AKSIOMA.CO.ID,KENDARI - Dua jurnalis di Sulawesi Tenggara (Sultra) yang merupakan pengurus Jurnalis Online Indonesia (JOIN) Kendari, menjadi korban Undang-Undang Informasi Transaksi Elektronik (ITE). Keduanya dilaporkan di Polda Sultra, oleh seorang Calon Anggota Legislatif (Caleg) asal Partai Amanat Nasional (PAN), Andi Tendri Awaru yang tidak terima kasus penipuannya diberitakan.
Direktorat Reserse Kriminal Khusus (Dit Reskrimsus) Kepolisian Daerah Sulawesi Tenggara (Sultra), resmi melayangkan surat penggilan terhadap dua jurnalis, Fadli Aksar (Detiksultra.com) dan Wiwid Abid Abadi (Okesultra.com), Senin 18 Februari 2019 lalu.
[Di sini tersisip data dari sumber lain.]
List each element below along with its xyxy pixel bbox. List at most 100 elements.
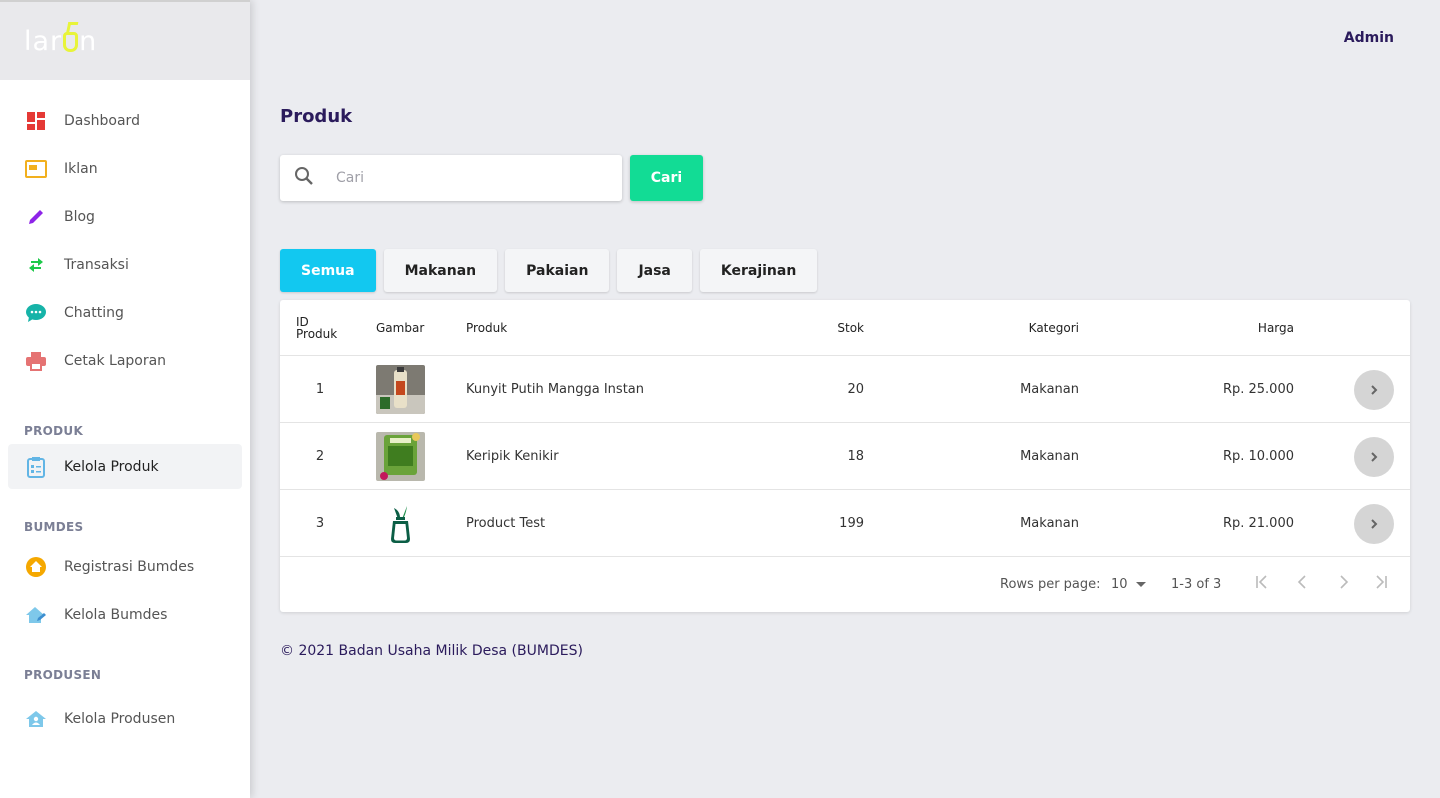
last-page-icon: [1376, 575, 1387, 589]
section-title-produsen: PRODUSEN: [24, 668, 102, 682]
column-header-image[interactable]: Gambar: [376, 321, 424, 335]
table-row[interactable]: 1 Kunyit Putih Mangga Instan 20 Makanan …: [280, 356, 1410, 423]
table-pagination: Rows per page: 10 1-3 of 3: [280, 557, 1410, 612]
swap-icon: [24, 253, 48, 277]
ad-icon: [24, 157, 48, 181]
cell-action: [1354, 356, 1394, 423]
rows-per-page-select[interactable]: 10: [1111, 577, 1146, 592]
cell-action: [1354, 423, 1394, 490]
sidebar-item-transaksi[interactable]: Transaksi: [8, 242, 242, 287]
sidebar-item-label: Blog: [64, 208, 95, 225]
sidebar-item-label: Kelola Bumdes: [64, 606, 168, 623]
sidebar-item-label: Kelola Produsen: [64, 710, 176, 727]
rows-per-page-label: Rows per page:: [1000, 577, 1101, 592]
page-title: Produk: [280, 106, 353, 127]
dashboard-icon: [24, 109, 48, 133]
sidebar-item-kelola-produsen[interactable]: Kelola Produsen: [8, 696, 242, 741]
sidebar-item-label: Transaksi: [64, 256, 129, 273]
search-icon: [294, 166, 314, 190]
product-table: ID Produk Gambar Produk Stok Kategori Ha…: [280, 300, 1410, 612]
chevron-right-icon: [1371, 384, 1378, 395]
sidebar-item-label: Registrasi Bumdes: [64, 558, 195, 575]
tab-pakaian[interactable]: Pakaian: [505, 249, 610, 292]
sidebar-nav: Dashboard Iklan Blog Transaksi Chatting: [0, 80, 250, 741]
cell-id: 3: [315, 516, 325, 531]
caret-down-icon: [1135, 581, 1146, 587]
table-row[interactable]: 3 Product Test 199 Makanan Rp. 21.000: [280, 490, 1410, 557]
sidebar-item-label: Cetak Laporan: [64, 352, 167, 369]
clipboard-icon: [24, 455, 48, 479]
tab-makanan[interactable]: Makanan: [383, 249, 498, 292]
sidebar-item-kelola-bumdes[interactable]: Kelola Bumdes: [8, 592, 242, 637]
sidebar-item-kelola-produk[interactable]: Kelola Produk: [8, 444, 242, 489]
sidebar: lar n Dashboard Iklan Blog Transaksi Cha…: [0, 0, 250, 798]
cell-product: Product Test: [466, 516, 546, 531]
house-edit-icon: [24, 603, 48, 627]
cell-image: [376, 356, 425, 423]
chevron-left-icon: [1297, 575, 1306, 589]
cell-category: Makanan: [1020, 516, 1079, 531]
column-header-product[interactable]: Produk: [466, 321, 507, 335]
section-title-bumdes: BUMDES: [24, 520, 84, 534]
cell-image: [376, 490, 425, 557]
printer-icon: [24, 349, 48, 373]
cell-id: 1: [315, 382, 325, 397]
prev-page-button[interactable]: [1296, 575, 1310, 593]
search-input[interactable]: [336, 170, 596, 186]
app-logo[interactable]: lar n: [24, 26, 97, 57]
cell-stock: 20: [847, 382, 864, 397]
first-page-icon: [1256, 575, 1267, 589]
cell-price: Rp. 10.000: [1222, 449, 1294, 464]
column-header-price[interactable]: Harga: [1194, 321, 1294, 335]
cell-stock: 18: [847, 449, 864, 464]
next-page-button[interactable]: [1336, 575, 1350, 593]
cell-id: 2: [315, 449, 325, 464]
bag-logo-icon: [63, 31, 79, 52]
cell-product: Kunyit Putih Mangga Instan: [466, 382, 644, 397]
table-header: ID Produk Gambar Produk Stok Kategori Ha…: [280, 300, 1410, 356]
pagination-range: 1-3 of 3: [1171, 577, 1222, 592]
sidebar-item-label: Kelola Produk: [64, 458, 159, 475]
row-detail-button[interactable]: [1354, 369, 1394, 410]
chevron-right-icon: [1371, 518, 1378, 529]
cell-image: [376, 423, 425, 490]
footer-copyright: © 2021 Badan Usaha Milik Desa (BUMDES): [280, 643, 583, 659]
product-thumbnail: [376, 365, 425, 414]
row-detail-button[interactable]: [1354, 503, 1394, 544]
product-thumbnail: [376, 432, 425, 481]
house-user-icon: [24, 707, 48, 731]
home-icon: [24, 555, 48, 579]
sidebar-item-iklan[interactable]: Iklan: [8, 146, 242, 191]
sidebar-item-label: Iklan: [64, 160, 98, 177]
sidebar-item-cetak-laporan[interactable]: Cetak Laporan: [8, 338, 242, 383]
user-menu[interactable]: Admin: [1344, 30, 1394, 46]
sidebar-item-registrasi-bumdes[interactable]: Registrasi Bumdes: [8, 544, 242, 589]
column-header-category[interactable]: Kategori: [979, 321, 1079, 335]
section-title-produk: PRODUK: [24, 424, 84, 438]
cell-product: Keripik Kenikir: [466, 449, 559, 464]
table-row[interactable]: 2 Keripik Kenikir 18 Makanan Rp. 10.000: [280, 423, 1410, 490]
tab-semua[interactable]: Semua: [280, 249, 376, 292]
category-tabs: Semua Makanan Pakaian Jasa Kerajinan: [280, 249, 825, 292]
tab-jasa[interactable]: Jasa: [617, 249, 692, 292]
search-box: [280, 155, 622, 201]
cell-category: Makanan: [1020, 382, 1079, 397]
last-page-button[interactable]: [1374, 575, 1388, 593]
sidebar-item-blog[interactable]: Blog: [8, 194, 242, 239]
search-button[interactable]: Cari: [630, 155, 703, 201]
cell-stock: 199: [839, 516, 864, 531]
cell-price: Rp. 25.000: [1222, 382, 1294, 397]
column-header-stock[interactable]: Stok: [764, 321, 864, 335]
product-thumbnail: [376, 499, 425, 548]
cell-category: Makanan: [1020, 449, 1079, 464]
row-detail-button[interactable]: [1354, 436, 1394, 477]
first-page-button[interactable]: [1255, 575, 1269, 593]
sidebar-item-dashboard[interactable]: Dashboard: [8, 98, 242, 143]
tab-kerajinan[interactable]: Kerajinan: [699, 249, 818, 292]
cell-action: [1354, 490, 1394, 557]
column-header-id[interactable]: ID Produk: [296, 316, 342, 340]
sidebar-item-chatting[interactable]: Chatting: [8, 290, 242, 335]
chevron-right-icon: [1371, 451, 1378, 462]
sidebar-item-label: Dashboard: [64, 112, 140, 129]
sidebar-item-label: Chatting: [64, 304, 124, 321]
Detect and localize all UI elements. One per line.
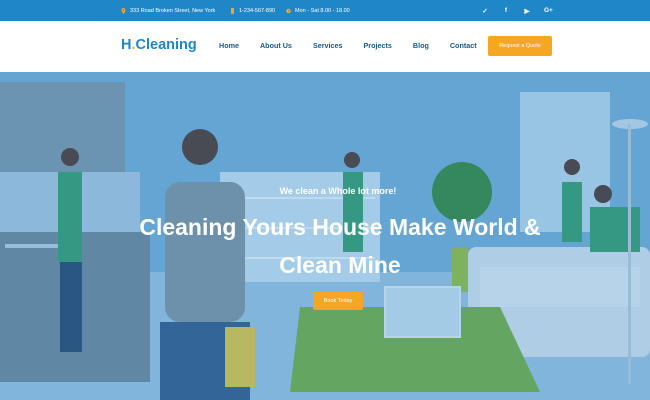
address-info: 333 Road Broken Street, New York (121, 0, 215, 21)
hours-info: Mon - Sat 8.00 - 18.00 (286, 0, 350, 21)
book-today-button[interactable]: Book Today (313, 292, 363, 310)
nav-contact[interactable]: Contact (450, 41, 477, 50)
social-links: ✓ f ▶ G+ (481, 0, 553, 21)
facebook-icon[interactable]: f (502, 7, 510, 14)
location-icon (121, 7, 126, 14)
phone-info: 1-234-567-890 (230, 0, 275, 21)
google-plus-icon[interactable]: G+ (544, 7, 553, 14)
hours-text: Mon - Sat 8.00 - 18.00 (295, 7, 350, 14)
hero-headline: Cleaning Yours House Make World & Clean … (139, 214, 541, 278)
phone-icon (231, 7, 234, 14)
top-info-bar: 333 Road Broken Street, New York 1-234-5… (0, 0, 650, 21)
phone-text: 1-234-567-890 (239, 7, 276, 14)
nav-home[interactable]: Home (219, 41, 239, 50)
request-quote-button[interactable]: Request a Quote (488, 36, 552, 56)
site-logo[interactable]: H.Cleaning (121, 37, 197, 53)
logo-letter: H (121, 37, 132, 53)
site-header: H.Cleaning Home About Us Services Projec… (0, 21, 650, 72)
hero-banner: We clean a Whole lot more! Cleaning Your… (0, 72, 650, 400)
nav-projects[interactable]: Projects (364, 41, 392, 50)
main-nav: Home About Us Services Projects Blog Con… (219, 41, 498, 50)
nav-blog[interactable]: Blog (413, 41, 429, 50)
hero-tagline: We clean a Whole lot more! (279, 186, 397, 196)
nav-about-us[interactable]: About Us (260, 41, 292, 50)
logo-word: Cleaning (135, 37, 197, 53)
twitter-icon[interactable]: ✓ (481, 7, 489, 15)
nav-services[interactable]: Services (313, 41, 343, 50)
youtube-icon[interactable]: ▶ (523, 7, 531, 15)
address-text: 333 Road Broken Street, New York (130, 7, 216, 14)
clock-icon (286, 8, 291, 13)
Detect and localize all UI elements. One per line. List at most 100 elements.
Pemanggilan terhadap dua jurnalis tersebut terkait dengan karya jurnalistik mereka. yang dinilai telah melanggar Undang-Undang Nomor 11 Tahun 2008 tentang Informasi dan Transaksi Elektronik (ITE).
Berdasarkan surat tersebut, rencananya, Wiwid dan Fadli akan dimintai keterangan pada Kamis 20 Februari 2019 pukul 09.00 Wita di Polda Sultra. Dalam kasus ini, Wiwid dan Fadli dilaporkan oleh Andi Tendri Awaru ke Polda Sultra pada 8 Januari 2019 dengan nomor Laporan : R/LI-01/I/2019/Ditreskrimsus Polda Sultra.
Kasus ini bermula ketika Wiwid dan Fadli memuat berita tentang dugaan penipuan yang dilakukan oleh Andi Tendri terhadap seseorang bernama Muh. Kasad. Sebelum memuat berita tersebut kedua jurnalis telah menjalankan kewajibannya mulai dari pengumpulan data dan informasi, wawancara dan verifikasi informasi terhadap sejumlah pihak terkait baik itu polisi maupun pelapor. Kedua jurnalis itu juga telah melakukan kewajiban verifikasi (wawancara) terhadap Andi Tendri.
Bahkan, dalam upaya konfirmasi terhadap yang bersangkutan, kedua jurnalis ini justru disemprot dengan cacian dan makian. Tak hanya itu saja, Caleg PAN Dapil Kendari-Kendari Barat ini juga melakukan upaya menghalang-halangi kerja pers, dengan meminta agar berita terkait dugaan penipuan yang dilakukan dirinya tidak di publish.
"Iya, waktu itu dia (Andi Tendri Awaru) meminta agar beritanya tidak dinaikan. Selain itu, dia juga meminta supaya surat cerainya diperlihatkan," ujar Fadly, Rabu 20 Februari 2019.
Berdasarkan UU nomor 40 tahun 1999 tentang pers, penilaian karya juralistik hanya dapat dilakukan oleh Dewan Pers. Mestinya penyelesaian sengketa pers ini, penyidik menggunakan UU pers dan terlebih dahulu melakukan koordinasi kepada Dewan Pers.
Tindakan penyidik kepolisian Polda Sultra yang menggunakan undang-undang ITE dalam kasus ini juga secara kasat mata telah mengabaikan MoU antara Polri dan Dewan Pers. Dalam kesepakatan itu disebutkan, bahwa Polri (pihak kedua) apabila menerima pengaduan dugaan perselisihan/sengketa termasuk surat pembaca atau opini/ kolom antara wartawan/media dengan masyarakat, akan mengarahkan yang berselisih/ bersengketa dan/atau pengadu untuk melakukan langkah-langkah secara bertahap dan berjenjang, mulai dari menggunakan hak jawab, hak koreksi, pengadu ke pihak kesatu (dewan pers) maupun proses perdata.
Menyikapi kasus ini, baik AJI Kendari maupun IJTI Sultra dan Jurnalis Online Indonesia (JOIN) Kendari yang tergabung dalam Aliansi Pro Kemerdekaan Pers (APKP) menggelar unjuk rasa di Mapolda Sultra, Rabu 20 Februari 2019.
Aksi unjukrasa ini juga akan melibatkan aktivis pers kampus dan sejumlah pegiat demokrasi di Bumi Anoa. beberapa tuntutan yang akan disampaikan diantaranya, mendesak penegak hukum (kepolisian) untuk menggunakan UU No. 40 tahun 1999 tentang Pers dalam menyelesaikan sengketa pers.